Quando e se una prostituta nigeriana decide di tornare nel suo paese, lo fa con un bel gruzzolo e con la certezza che il suo passato non le sarà di ostacolo nel futuro, ma che anzi le conferirà un ottimo status sociale. Non lo diciamo noi ma un’informativa del ministero degli Interni inglese, che in patria ha provocato indignazione tra tanti benpensanti, ma che in realtà sembra aver descritto lo stato dei fatti senza andarci troppo lontano.
Questa conclusione si trova in una nota informativa ufficiale riguardante una ricerca sul traffico delle donne dalla Nigeria. La guida è stata aggiornata per includere un paragrafo sulle prospettive delle donne vittime della tratta nel caso di ritorno nel loro paese, citando rapporti UE e australiani che fanno osservazioni simili. Il paragrafo, precisamente, recita: “Donne incappate nel traffico della prostituzione che ritornano dall’Europa, benestanti, godono di un elevato status socio-economico e in generale non sono soggette ad atteggiamenti negativi.

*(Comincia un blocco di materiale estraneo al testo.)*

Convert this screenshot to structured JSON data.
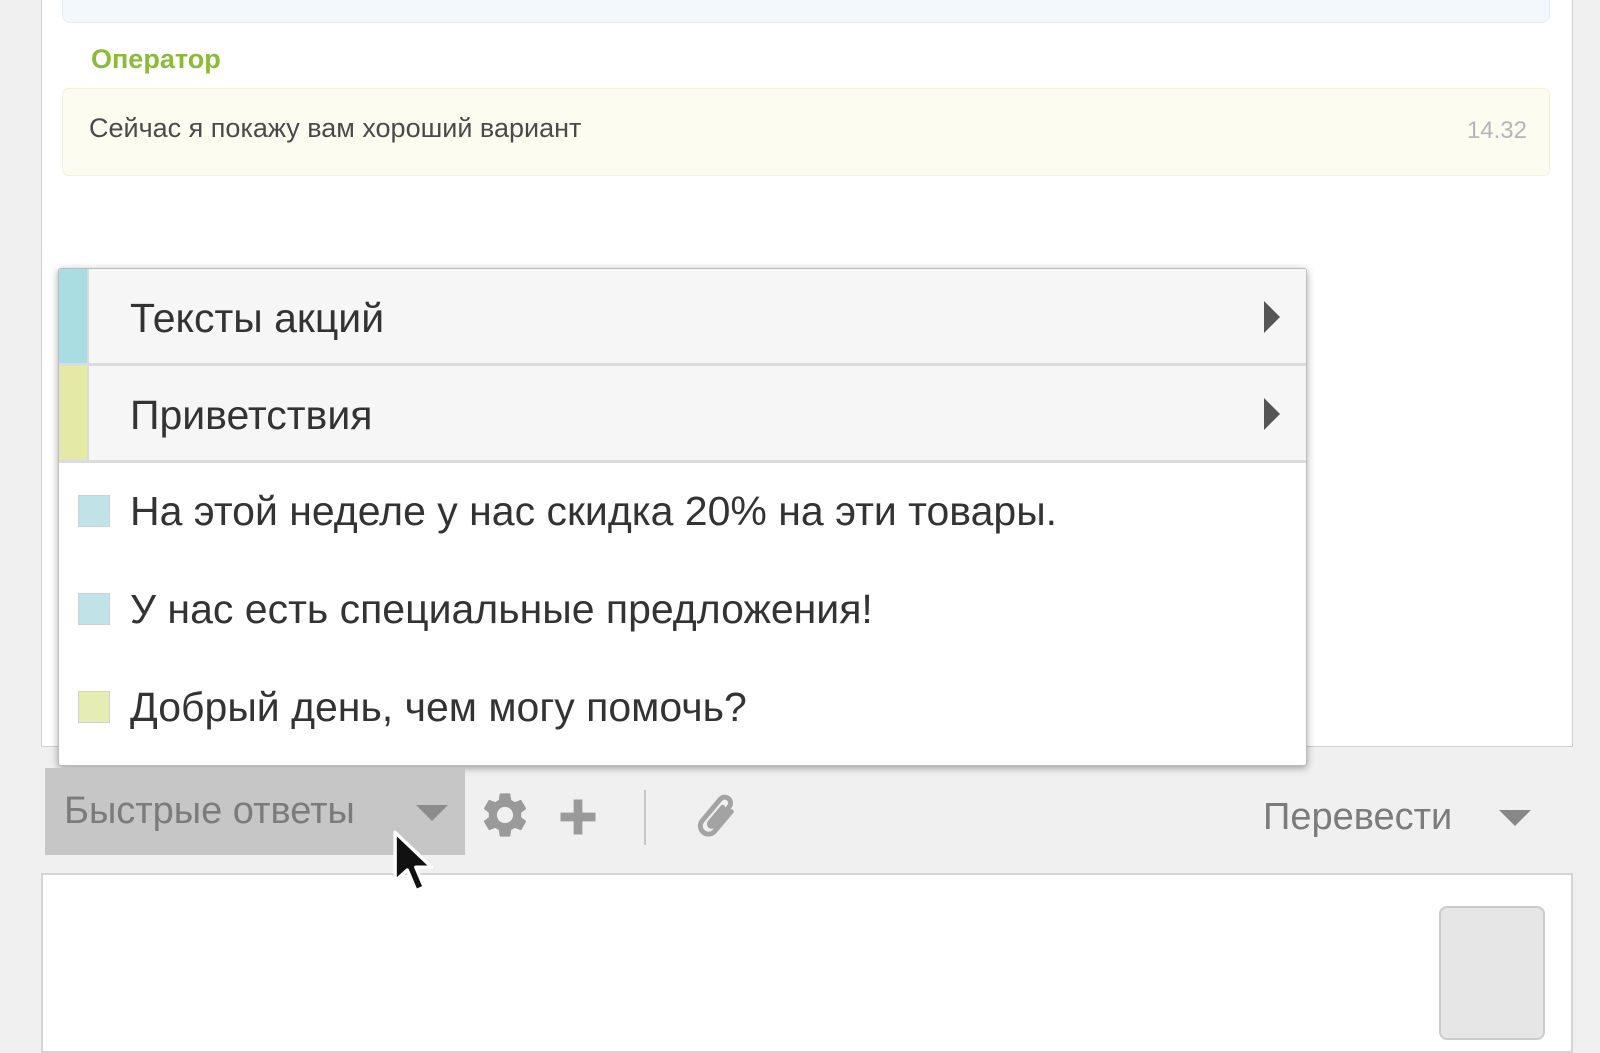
{
  "chat": {
    "author": "Оператор",
    "message": {
      "text": "Сейчас я покажу вам хороший вариант",
      "time": "14.32"
    }
  },
  "quick_replies_menu": {
    "categories": [
      {
        "label": "Тексты акций",
        "color": "#a9dde1"
      },
      {
        "label": "Приветствия",
        "color": "#e4eaa6"
      }
    ],
    "replies": [
      {
        "label": "На этой неделе у нас скидка 20% на эти товары.",
        "color": "#bfe3e6"
      },
      {
        "label": "У нас есть специальные предложения!",
        "color": "#bfe3e6"
      },
      {
        "label": "Добрый день, чем могу помочь?",
        "color": "#e6edb3"
      }
    ]
  },
  "toolbar": {
    "quick_replies_label": "Быстрые ответы",
    "translate_label": "Перевести",
    "icons": [
      "gear-icon",
      "plus-icon",
      "paperclip-icon"
    ]
  },
  "colors": {
    "author_accent": "#8cba3b",
    "operator_message_bg": "#fcfdf0",
    "button_active_bg": "#c6c6c6"
  }
}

Spesso sono tenute in grande considerazione perché hanno ricchezze superiori alla media dei connazionali.” Inoltre, si specifica anche che donne già sfruttate dal racket e che decidono di tornare a casa, difficilmente verranno prese nuovamente di mira dal racket stesso.

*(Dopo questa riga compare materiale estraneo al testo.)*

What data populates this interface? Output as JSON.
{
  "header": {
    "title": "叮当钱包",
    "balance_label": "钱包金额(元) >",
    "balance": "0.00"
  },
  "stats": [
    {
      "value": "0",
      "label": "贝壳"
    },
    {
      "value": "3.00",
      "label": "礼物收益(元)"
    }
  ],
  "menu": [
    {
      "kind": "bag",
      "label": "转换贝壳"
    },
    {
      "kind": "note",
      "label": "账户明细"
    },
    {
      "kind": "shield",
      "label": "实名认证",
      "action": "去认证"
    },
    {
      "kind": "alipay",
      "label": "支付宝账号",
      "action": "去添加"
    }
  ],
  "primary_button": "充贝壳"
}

Tra le tante voci che si sono alzate contro queste considerazioni, quella della dottoressa Charlotte Proudman, avvocato dei diritti umani che rappresenta donne e ragazze in casi di violenza, in particolare riguardo alle mutilazioni dei genitali femminili. La Proudman ha detto: “Le donne che rappresento nei tribunali dell’immigrazione spesso soffrono di PTSD [disturbo da stress post-traumatico] e sono sempre indigenti. Di solito sono state violentati ripetutamente e picchiate e la loro famiglia le ha rinnegate. Alcune addirittura corrono il rischio di rappresaglie violente al loro ritorno a casa. L’abuso che sperimentano è simile alla schiavitù.”

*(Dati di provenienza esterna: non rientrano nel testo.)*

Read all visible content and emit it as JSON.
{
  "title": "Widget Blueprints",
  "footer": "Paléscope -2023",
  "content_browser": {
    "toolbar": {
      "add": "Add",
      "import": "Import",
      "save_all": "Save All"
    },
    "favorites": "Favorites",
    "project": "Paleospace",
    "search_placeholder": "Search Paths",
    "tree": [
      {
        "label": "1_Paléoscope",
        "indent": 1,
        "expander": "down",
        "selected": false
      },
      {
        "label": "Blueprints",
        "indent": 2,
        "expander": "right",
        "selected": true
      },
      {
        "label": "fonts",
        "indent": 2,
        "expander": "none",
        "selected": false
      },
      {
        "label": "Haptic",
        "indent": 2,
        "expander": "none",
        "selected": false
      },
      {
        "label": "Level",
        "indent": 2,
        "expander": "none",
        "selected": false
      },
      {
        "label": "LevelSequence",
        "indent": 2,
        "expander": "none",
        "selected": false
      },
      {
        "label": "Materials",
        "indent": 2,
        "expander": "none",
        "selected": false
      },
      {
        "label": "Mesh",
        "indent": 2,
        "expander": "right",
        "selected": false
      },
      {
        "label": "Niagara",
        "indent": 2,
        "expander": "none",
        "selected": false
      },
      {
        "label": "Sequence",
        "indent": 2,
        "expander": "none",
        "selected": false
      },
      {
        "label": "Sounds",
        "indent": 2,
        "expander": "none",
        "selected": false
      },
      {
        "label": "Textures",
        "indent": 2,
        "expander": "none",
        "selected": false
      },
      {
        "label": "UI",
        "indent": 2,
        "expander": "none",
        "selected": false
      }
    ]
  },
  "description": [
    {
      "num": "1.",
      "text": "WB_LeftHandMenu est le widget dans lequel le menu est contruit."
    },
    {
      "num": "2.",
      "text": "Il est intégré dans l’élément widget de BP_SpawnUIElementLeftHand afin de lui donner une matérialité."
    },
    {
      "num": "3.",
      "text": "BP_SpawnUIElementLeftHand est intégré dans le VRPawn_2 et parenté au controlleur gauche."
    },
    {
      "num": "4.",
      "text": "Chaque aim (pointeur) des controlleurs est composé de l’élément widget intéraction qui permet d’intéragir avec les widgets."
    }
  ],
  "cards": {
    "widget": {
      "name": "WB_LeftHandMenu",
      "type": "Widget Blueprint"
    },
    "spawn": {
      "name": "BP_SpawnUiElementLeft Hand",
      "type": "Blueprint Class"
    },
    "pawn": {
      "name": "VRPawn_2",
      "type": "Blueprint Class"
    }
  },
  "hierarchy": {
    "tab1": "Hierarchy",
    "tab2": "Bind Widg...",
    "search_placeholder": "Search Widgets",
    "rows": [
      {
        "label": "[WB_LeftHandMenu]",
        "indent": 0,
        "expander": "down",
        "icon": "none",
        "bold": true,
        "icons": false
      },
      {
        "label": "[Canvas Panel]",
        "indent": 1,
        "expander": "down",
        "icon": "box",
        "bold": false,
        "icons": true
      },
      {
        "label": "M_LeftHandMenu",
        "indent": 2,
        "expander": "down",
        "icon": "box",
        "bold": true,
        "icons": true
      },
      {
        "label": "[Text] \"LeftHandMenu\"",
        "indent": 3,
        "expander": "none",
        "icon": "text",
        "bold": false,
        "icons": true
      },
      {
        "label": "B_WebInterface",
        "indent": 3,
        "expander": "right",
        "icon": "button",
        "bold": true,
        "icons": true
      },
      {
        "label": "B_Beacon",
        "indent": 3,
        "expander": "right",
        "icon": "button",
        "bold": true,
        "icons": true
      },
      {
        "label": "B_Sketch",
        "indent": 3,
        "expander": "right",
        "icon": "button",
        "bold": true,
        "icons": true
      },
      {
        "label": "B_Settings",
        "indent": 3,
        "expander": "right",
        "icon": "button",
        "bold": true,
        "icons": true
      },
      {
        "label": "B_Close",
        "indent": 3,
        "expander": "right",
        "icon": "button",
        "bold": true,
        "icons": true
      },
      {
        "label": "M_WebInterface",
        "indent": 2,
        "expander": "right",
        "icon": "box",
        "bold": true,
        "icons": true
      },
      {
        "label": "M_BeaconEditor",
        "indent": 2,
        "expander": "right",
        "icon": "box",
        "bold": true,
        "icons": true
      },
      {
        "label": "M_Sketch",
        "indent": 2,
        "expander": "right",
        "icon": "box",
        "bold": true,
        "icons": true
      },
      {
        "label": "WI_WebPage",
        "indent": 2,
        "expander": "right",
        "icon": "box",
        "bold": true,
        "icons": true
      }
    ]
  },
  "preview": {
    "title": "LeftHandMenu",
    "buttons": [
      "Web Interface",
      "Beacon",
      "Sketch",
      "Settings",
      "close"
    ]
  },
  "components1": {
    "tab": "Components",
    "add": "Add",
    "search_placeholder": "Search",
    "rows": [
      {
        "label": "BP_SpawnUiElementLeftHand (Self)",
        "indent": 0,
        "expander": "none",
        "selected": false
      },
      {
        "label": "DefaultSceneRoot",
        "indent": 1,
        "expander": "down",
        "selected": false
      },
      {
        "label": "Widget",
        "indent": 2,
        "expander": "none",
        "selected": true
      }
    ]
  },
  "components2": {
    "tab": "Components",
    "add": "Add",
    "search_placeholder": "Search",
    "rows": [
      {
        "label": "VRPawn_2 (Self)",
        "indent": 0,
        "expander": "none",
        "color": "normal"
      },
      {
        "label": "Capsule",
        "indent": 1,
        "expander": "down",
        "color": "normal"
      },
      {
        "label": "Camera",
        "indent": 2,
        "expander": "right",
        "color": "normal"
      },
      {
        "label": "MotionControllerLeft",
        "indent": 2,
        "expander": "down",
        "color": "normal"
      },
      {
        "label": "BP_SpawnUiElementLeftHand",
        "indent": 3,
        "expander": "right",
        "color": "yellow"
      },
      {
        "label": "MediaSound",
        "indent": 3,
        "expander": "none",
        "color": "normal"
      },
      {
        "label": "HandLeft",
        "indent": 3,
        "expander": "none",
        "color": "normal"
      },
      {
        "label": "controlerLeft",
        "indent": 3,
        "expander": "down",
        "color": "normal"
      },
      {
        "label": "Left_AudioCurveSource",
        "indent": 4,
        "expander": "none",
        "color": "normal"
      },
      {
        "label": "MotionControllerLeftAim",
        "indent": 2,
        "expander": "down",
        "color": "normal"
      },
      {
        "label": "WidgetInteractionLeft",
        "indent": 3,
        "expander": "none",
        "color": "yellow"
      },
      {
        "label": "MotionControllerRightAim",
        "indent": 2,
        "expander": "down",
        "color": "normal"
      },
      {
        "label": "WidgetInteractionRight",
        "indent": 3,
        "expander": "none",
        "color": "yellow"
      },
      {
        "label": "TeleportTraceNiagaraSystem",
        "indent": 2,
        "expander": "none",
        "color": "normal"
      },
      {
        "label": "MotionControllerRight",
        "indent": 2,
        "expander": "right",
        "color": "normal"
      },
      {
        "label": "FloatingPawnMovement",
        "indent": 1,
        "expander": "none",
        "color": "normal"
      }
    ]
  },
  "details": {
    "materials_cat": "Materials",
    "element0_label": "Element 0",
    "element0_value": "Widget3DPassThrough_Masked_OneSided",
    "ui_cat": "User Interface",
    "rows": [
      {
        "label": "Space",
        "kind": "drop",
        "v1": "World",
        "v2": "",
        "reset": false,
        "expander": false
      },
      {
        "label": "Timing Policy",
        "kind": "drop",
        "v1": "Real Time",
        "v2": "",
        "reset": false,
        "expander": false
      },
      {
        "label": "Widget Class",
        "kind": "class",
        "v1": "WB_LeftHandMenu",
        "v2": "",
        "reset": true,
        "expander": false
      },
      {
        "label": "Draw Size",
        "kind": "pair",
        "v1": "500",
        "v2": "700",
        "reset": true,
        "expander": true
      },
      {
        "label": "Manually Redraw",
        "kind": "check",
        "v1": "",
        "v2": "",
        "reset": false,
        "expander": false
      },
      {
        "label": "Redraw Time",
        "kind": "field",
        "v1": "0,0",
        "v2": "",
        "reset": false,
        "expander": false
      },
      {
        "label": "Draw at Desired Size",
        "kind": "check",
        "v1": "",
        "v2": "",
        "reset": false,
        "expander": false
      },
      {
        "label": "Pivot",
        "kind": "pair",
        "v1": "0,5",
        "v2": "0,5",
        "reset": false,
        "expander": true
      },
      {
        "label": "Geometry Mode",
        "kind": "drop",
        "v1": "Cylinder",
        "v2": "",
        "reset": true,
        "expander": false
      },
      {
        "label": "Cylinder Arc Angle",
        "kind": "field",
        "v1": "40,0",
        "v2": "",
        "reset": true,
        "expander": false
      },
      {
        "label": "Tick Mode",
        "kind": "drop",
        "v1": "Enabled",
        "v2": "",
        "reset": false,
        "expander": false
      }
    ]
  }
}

Dunque, dove sta la verità? Come sempre, nel mezzo. A tanti casi di donne rapite dal racket, o fatte arrivare in Europa con l’inganno e la promessa di un buon lavoro e una vita migliore, ce ne sono altrettante che arrivano qui sapendo benissimo quello che vanno a fare, e avendo già pianificato tempi e guadagni prima del ritorno a casa. E’ impensabile infatti credere che nel 2019, con il massiccio utilizzo che tutti fanno di internet e dei telefonini, in Nigeria non sia arrivata voce del tipo di lavoro per il quale le ragazze, spesso giovanissime, vengono reclutate. Inutile parlare poi delle donne che fanno parte integrante del racket come “maman”, cioè organizzatrici della tratta e “controllori” delle prostitute stesse. Donne come la 35enne arrestata presso l’aeroporto di Orio al Serio, ritenuta ai vertici dell’organizzazione e che fino a poco prima risultava rifugiata politica. Per quanto riguarda poi l’atteggiamento eventuale della famiglia nei confronti delle ragazze al loro ritorno, anche qui la situazione è molto variabile, e spesso dipende dalla religione professata, che trova gli islamici molto meno disposti all’accoglienza. Ma è pur vero che il racket fatica senz’altro di più a portare via ragazze da famiglie mussulmane, piuttosto che da famiglia di altri credi religiosi.
Drammatici i numeri del racket: 6.000 donne nigeriane vengono portate ogni anno in Europa a scopo di sfruttamento sessuale, per un giro d’affari annuo di oltre 228 milioni di dollari.